Tuesday, November 27, 2007
Rainy Monday
I tried to keep up
Really I did
But I tripped, I stumbled
And the world kept moving
Time still flowed, the endless river
Sol replaced, Luna, Luna replaced Sol
The pattern infinite as space itself
The same black darkness
That now consumes my being
Eating away at me slowly
Each day, a new lost part
Squinting to see those so far ahead
Losing myself in the underbrush
Of the dark path
There is no escape
The cycle, the path
As everlasting as the darkness
That haunts me still
Monday, November 19, 2007
If Only
We take comfort in the past when our present is boring and our future is cloudy. The more we tether ourselves to those memories, the more shackled we become in our present with the inability to move on. What was will never be again, and letting go of that is the key to clearing up the path to what is next. Time moves on in its never ending flow, and people need to move on with it.
“So how long will it be ‘til I can let go?”
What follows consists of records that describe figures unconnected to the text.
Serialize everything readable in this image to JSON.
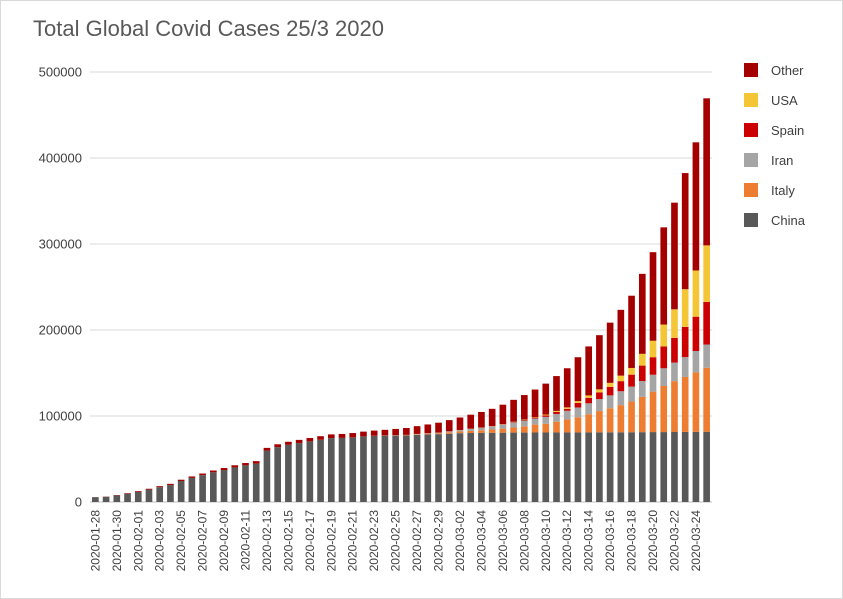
{
  "chart_data": {
    "type": "bar",
    "stacked": true,
    "title": "Total Global Covid Cases 25/3 2020",
    "xlabel": "",
    "ylabel": "",
    "ylim": [
      0,
      500000
    ],
    "yticks": [
      0,
      100000,
      200000,
      300000,
      400000,
      500000
    ],
    "ytick_labels": [
      "0",
      "100000",
      "200000",
      "300000",
      "400000",
      "500000"
    ],
    "gridlines": true,
    "legend_position": "right",
    "categories": [
      "2020-01-28",
      "2020-01-29",
      "2020-01-30",
      "2020-01-31",
      "2020-02-01",
      "2020-02-02",
      "2020-02-03",
      "2020-02-04",
      "2020-02-05",
      "2020-02-06",
      "2020-02-07",
      "2020-02-08",
      "2020-02-09",
      "2020-02-10",
      "2020-02-11",
      "2020-02-12",
      "2020-02-13",
      "2020-02-14",
      "2020-02-15",
      "2020-02-16",
      "2020-02-17",
      "2020-02-18",
      "2020-02-19",
      "2020-02-20",
      "2020-02-21",
      "2020-02-22",
      "2020-02-23",
      "2020-02-24",
      "2020-02-25",
      "2020-02-26",
      "2020-02-27",
      "2020-02-28",
      "2020-02-29",
      "2020-03-01",
      "2020-03-02",
      "2020-03-03",
      "2020-03-04",
      "2020-03-05",
      "2020-03-06",
      "2020-03-07",
      "2020-03-08",
      "2020-03-09",
      "2020-03-10",
      "2020-03-11",
      "2020-03-12",
      "2020-03-13",
      "2020-03-14",
      "2020-03-15",
      "2020-03-16",
      "2020-03-17",
      "2020-03-18",
      "2020-03-19",
      "2020-03-20",
      "2020-03-21",
      "2020-03-22",
      "2020-03-23",
      "2020-03-24",
      "2020-03-25"
    ],
    "x_tick_labels": [
      "2020-01-28",
      "2020-01-30",
      "2020-02-01",
      "2020-02-03",
      "2020-02-05",
      "2020-02-07",
      "2020-02-09",
      "2020-02-11",
      "2020-02-13",
      "2020-02-15",
      "2020-02-17",
      "2020-02-19",
      "2020-02-21",
      "2020-02-23",
      "2020-02-25",
      "2020-02-27",
      "2020-02-29",
      "2020-03-02",
      "2020-03-04",
      "2020-03-06",
      "2020-03-08",
      "2020-03-10",
      "2020-03-12",
      "2020-03-14",
      "2020-03-16",
      "2020-03-18",
      "2020-03-20",
      "2020-03-22",
      "2020-03-24"
    ],
    "series": [
      {
        "name": "China",
        "color": "#595959",
        "values": [
          5500,
          6000,
          7700,
          9700,
          11800,
          14400,
          17200,
          19700,
          24400,
          28000,
          31200,
          34500,
          37200,
          40200,
          42600,
          44600,
          59800,
          63800,
          66500,
          68500,
          70500,
          72400,
          74300,
          74500,
          75100,
          76200,
          76800,
          77000,
          77200,
          77400,
          78200,
          78600,
          78900,
          79400,
          80000,
          80200,
          80300,
          80500,
          80600,
          80700,
          80700,
          80800,
          80800,
          80900,
          80900,
          80900,
          80900,
          81000,
          81000,
          81100,
          81100,
          81200,
          81300,
          81300,
          81400,
          81500,
          81600,
          81700
        ]
      },
      {
        "name": "Italy",
        "color": "#ed7d31",
        "values": [
          0,
          0,
          0,
          2,
          2,
          2,
          2,
          2,
          2,
          2,
          3,
          3,
          3,
          3,
          3,
          3,
          3,
          3,
          3,
          3,
          3,
          3,
          3,
          3,
          20,
          60,
          150,
          230,
          320,
          450,
          650,
          890,
          1130,
          1690,
          2040,
          2500,
          3090,
          3860,
          4640,
          5880,
          7380,
          9170,
          10150,
          12460,
          15110,
          17660,
          21160,
          24750,
          27980,
          31510,
          35710,
          41040,
          47020,
          53580,
          59140,
          63930,
          69180,
          74390
        ]
      },
      {
        "name": "Iran",
        "color": "#a5a5a5",
        "values": [
          0,
          0,
          0,
          0,
          0,
          0,
          0,
          0,
          0,
          0,
          0,
          0,
          0,
          0,
          0,
          0,
          0,
          0,
          0,
          0,
          0,
          0,
          2,
          5,
          18,
          28,
          43,
          61,
          95,
          139,
          245,
          388,
          593,
          978,
          1501,
          2336,
          2922,
          3513,
          4747,
          5823,
          6566,
          7161,
          8042,
          9000,
          10075,
          11364,
          12729,
          13938,
          14991,
          16169,
          17361,
          18407,
          19644,
          20610,
          21638,
          23049,
          24811,
          27017
        ]
      },
      {
        "name": "Spain",
        "color": "#cc0000",
        "values": [
          0,
          0,
          0,
          0,
          1,
          1,
          1,
          1,
          1,
          1,
          1,
          1,
          2,
          2,
          2,
          2,
          2,
          2,
          2,
          2,
          2,
          2,
          2,
          2,
          2,
          2,
          2,
          2,
          6,
          13,
          15,
          32,
          45,
          84,
          120,
          165,
          222,
          259,
          400,
          500,
          673,
          1073,
          1695,
          2277,
          2277,
          5232,
          6391,
          7798,
          9942,
          11748,
          13910,
          17963,
          20410,
          25374,
          28603,
          35136,
          39885,
          49515
        ]
      },
      {
        "name": "USA",
        "color": "#f4c534",
        "values": [
          5,
          5,
          5,
          6,
          8,
          8,
          11,
          11,
          12,
          12,
          12,
          12,
          12,
          12,
          13,
          13,
          15,
          15,
          15,
          15,
          15,
          15,
          15,
          15,
          35,
          35,
          35,
          53,
          53,
          59,
          60,
          62,
          70,
          74,
          98,
          118,
          149,
          217,
          262,
          402,
          518,
          583,
          959,
          1281,
          1663,
          2179,
          2727,
          3499,
          4632,
          6421,
          7783,
          13677,
          19100,
          25489,
          33276,
          43847,
          53740,
          65778
        ]
      },
      {
        "name": "Other",
        "color": "#a50000",
        "values": [
          200,
          300,
          400,
          600,
          900,
          1000,
          1200,
          1400,
          1500,
          1700,
          1900,
          2100,
          2300,
          2500,
          2700,
          2900,
          3100,
          3300,
          3500,
          3700,
          3900,
          4100,
          4300,
          4600,
          5000,
          5500,
          6000,
          6600,
          7300,
          8000,
          9000,
          10200,
          11500,
          13000,
          14500,
          16200,
          18000,
          20000,
          22500,
          25500,
          28500,
          32000,
          36000,
          40500,
          45500,
          51000,
          57000,
          63000,
          70000,
          76500,
          84000,
          93000,
          103000,
          113000,
          124000,
          135000,
          149000,
          171000
        ]
      }
    ]
  }
}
Saturday, November 17, 2007
The Walk
It was a spring evening that, for all appearances, seemed like any other. The sun had all but disappeared on the horizon, its pink hues mixing in the baby blue sky. It was so simple, but yet it was still a most amazing sight. Voices from the park were carried on the gentle breeze as children laughed and played joyfully, knowing that the school year was coming to a close. Their elementary school was to the west, just beneath the glowing ball. At one time it was my school as well, and there had begun the journey of academia. It had been five years since the promotion to the awkward transitional stage of intermediate school, and already I was half way through high school. Not much had changed in that time save for the company I kept. Through all the fighting that year, we all stuck together, trying as desperately as everyone else to figure out life. We all thought we were different, even chosen as we dubbed ourselves. None of this would matter. The school year was not the only thing coming to an end. As strong as our bonds were, they had suffered the strains and been fractured just enough to release easily. The ravaging of time could not have compared with what we did to ourselves. New bonds were forming. Comrades were leaving. And in the midst of this change, a curious urging compelled me to grab my scooter that afternoon and take off. The spot I stood in as I watched the sunset, felt the wind, and heard the kids playing was the point at which four paths diverged. That chapter of my life was over at that moment, and I knew that never again would I look at the park the same way. At the same time, there were new ways to go, a new phase to embrace. Instead of longing for what was coming to a close, it was something to stride forth into. About to turn sixteen and lose much of what had become important, I took the path I used least, knowing I never again would. Somehow in that moment I realized everything had changed. Everything was as mutable as the wind, and actually, it felt okay.